= Intel Threat Detection Technology =

Intel Threat Detection Technology (TDT) is a CPU-level technology created by Intel in 2018 to enable host endpoint protections to use a CPU's low-level access to detect threats to a system. TDT consists of multiple components including Accelerated Memory Scanning, which uses the CPU's integrated GPU to scan memory, and Advanced Platform Telemetry, which uses processor-level activity monitoring to detect unusual activity. It is supported on sixth-generation or newer Intel Core CPUs and additional capabilities were added to the 11th generation Core processors.

Intel TDT is integrated into several third-party anti-malware solutions including Microsoft Defender, Check Point Harmony Endpoint, CrowdStrike Falcon, and others.

== Accelerated Memory Scanning ==
Accelerated Memory Scanning (also referred to as "Advanced Memory Scanning") uses the CPU's integrated GPU to scan memory for malicious code, instead of using the CPU directly. This improves system responsiveness during anti-malware scanning. and lowers power consumption. Features include pattern matching, using random forest decision trees, string extraction, entropy calculation, and Euclidean clustering.

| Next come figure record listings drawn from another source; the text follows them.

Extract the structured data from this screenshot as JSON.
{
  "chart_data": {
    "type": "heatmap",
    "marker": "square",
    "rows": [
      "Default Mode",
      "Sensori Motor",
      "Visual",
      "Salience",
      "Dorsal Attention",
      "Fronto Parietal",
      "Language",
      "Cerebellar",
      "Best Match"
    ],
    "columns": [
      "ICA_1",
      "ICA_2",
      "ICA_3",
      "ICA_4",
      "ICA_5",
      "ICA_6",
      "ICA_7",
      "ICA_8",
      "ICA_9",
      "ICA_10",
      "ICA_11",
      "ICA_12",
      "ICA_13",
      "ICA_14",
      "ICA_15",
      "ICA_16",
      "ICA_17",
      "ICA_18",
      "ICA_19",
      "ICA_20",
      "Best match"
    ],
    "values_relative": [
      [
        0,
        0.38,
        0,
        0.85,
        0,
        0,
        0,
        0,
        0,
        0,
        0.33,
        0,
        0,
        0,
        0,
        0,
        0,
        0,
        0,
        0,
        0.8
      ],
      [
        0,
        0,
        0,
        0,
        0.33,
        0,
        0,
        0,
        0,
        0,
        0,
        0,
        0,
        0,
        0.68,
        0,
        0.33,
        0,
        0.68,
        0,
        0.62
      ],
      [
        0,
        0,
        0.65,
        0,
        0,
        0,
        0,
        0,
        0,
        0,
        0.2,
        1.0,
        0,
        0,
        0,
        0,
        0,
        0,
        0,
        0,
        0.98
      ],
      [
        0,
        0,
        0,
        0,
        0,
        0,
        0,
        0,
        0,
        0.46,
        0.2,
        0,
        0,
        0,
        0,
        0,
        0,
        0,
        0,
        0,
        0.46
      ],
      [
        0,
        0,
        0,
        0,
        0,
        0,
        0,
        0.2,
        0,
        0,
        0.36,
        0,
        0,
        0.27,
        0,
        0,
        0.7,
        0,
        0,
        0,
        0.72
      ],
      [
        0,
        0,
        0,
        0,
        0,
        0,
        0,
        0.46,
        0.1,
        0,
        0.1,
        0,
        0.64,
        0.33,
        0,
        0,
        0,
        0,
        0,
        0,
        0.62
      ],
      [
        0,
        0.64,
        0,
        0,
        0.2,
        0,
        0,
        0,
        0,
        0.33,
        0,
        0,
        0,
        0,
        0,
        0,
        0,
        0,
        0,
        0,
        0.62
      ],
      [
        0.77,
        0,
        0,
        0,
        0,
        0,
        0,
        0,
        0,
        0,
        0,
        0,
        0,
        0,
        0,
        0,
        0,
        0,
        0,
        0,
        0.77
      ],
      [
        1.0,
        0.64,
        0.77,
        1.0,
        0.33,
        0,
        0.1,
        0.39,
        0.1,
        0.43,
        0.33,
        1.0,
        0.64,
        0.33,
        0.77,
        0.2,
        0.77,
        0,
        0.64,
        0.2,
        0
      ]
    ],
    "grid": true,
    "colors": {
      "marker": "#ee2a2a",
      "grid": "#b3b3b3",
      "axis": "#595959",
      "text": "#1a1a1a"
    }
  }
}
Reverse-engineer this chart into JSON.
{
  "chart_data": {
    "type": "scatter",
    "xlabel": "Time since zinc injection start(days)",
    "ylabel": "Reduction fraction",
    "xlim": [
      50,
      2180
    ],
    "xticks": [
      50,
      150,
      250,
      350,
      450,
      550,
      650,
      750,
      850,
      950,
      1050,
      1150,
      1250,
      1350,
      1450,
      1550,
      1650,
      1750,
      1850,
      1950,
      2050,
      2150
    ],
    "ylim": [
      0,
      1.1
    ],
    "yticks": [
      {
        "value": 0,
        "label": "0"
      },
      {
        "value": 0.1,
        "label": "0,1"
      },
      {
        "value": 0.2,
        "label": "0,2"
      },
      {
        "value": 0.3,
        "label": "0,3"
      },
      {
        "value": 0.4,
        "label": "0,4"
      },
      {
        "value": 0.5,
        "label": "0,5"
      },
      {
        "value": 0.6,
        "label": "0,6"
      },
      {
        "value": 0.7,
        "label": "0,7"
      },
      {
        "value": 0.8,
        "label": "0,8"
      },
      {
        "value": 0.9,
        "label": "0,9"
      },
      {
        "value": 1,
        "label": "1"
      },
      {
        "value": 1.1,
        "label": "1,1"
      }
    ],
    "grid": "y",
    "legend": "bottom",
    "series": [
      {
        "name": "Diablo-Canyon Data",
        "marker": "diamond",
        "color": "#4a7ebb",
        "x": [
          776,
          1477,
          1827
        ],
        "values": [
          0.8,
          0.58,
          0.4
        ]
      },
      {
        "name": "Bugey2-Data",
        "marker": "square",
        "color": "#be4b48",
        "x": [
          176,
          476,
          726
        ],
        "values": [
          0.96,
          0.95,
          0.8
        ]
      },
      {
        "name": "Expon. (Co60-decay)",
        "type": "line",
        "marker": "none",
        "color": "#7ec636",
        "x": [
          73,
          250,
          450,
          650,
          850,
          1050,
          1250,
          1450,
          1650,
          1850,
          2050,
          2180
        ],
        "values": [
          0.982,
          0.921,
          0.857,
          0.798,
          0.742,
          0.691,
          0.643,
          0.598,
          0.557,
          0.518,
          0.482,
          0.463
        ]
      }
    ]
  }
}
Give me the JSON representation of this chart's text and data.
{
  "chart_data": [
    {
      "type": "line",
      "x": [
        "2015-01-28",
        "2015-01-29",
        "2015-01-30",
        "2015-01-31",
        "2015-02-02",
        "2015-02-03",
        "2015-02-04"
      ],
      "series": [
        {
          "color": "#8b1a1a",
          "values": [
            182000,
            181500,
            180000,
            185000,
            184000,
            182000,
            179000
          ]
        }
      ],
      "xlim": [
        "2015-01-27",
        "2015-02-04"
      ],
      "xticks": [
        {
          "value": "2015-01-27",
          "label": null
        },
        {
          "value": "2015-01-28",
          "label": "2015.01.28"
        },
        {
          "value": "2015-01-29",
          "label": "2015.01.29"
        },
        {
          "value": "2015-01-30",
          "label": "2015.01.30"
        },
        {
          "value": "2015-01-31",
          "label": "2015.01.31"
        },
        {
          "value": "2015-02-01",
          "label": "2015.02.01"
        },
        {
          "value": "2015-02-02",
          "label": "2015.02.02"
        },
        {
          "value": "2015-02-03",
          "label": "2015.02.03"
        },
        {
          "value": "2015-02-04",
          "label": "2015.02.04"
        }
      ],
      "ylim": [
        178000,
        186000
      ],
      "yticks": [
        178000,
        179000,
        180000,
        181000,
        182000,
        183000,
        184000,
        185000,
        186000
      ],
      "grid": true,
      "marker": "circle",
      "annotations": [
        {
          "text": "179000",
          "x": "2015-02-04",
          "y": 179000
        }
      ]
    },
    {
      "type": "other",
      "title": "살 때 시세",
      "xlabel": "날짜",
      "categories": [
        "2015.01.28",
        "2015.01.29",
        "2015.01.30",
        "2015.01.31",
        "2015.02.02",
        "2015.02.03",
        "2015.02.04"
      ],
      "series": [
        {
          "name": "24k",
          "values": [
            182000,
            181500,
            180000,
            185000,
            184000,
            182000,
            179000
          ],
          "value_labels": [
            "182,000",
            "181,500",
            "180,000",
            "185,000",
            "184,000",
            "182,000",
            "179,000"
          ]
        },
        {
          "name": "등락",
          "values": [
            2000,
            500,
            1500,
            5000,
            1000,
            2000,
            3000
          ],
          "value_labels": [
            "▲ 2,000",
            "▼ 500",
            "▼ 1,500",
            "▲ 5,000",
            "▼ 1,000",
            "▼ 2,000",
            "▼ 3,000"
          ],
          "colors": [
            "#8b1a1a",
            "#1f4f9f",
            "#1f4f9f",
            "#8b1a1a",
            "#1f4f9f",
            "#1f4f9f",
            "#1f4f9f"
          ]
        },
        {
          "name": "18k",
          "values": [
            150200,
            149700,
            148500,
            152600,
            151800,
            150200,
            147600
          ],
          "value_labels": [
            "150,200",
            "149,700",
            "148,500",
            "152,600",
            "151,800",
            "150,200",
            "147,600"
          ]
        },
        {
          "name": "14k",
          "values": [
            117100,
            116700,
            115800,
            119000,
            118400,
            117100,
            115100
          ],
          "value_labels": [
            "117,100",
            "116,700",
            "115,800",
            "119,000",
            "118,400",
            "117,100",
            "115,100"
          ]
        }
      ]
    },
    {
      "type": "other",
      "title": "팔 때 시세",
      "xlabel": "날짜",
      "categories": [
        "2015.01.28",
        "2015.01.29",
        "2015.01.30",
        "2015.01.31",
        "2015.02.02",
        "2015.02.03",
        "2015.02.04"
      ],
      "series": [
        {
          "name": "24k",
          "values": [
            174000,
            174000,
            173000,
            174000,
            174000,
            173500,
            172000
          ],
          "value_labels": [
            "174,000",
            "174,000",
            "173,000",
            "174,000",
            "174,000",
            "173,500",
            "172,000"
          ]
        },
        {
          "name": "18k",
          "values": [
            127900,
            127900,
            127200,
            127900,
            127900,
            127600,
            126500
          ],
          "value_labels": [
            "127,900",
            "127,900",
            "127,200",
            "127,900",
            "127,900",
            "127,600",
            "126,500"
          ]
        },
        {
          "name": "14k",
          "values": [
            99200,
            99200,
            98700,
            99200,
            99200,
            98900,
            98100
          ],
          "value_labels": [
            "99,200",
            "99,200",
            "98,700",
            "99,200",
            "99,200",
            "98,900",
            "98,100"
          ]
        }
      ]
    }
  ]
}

== Advanced Platform Telemetry ==
Advanced Platform Telemetry collects CPU-level telemetry to detect uncommon activity patterns which might be indicative of malware. The telemetry data is collected from the CPU performance monitoring unit (PMU) and doesn't require a large signature database to detect malware. Instead, it uses machine-learning based correlations to identify indicators of attack

For example, Microsoft Defender is able to use TDT's Advanced Platform Telemetry features to detect processor usage patterns indicative of ransomware and cryptojacking with TDT so it can detect them.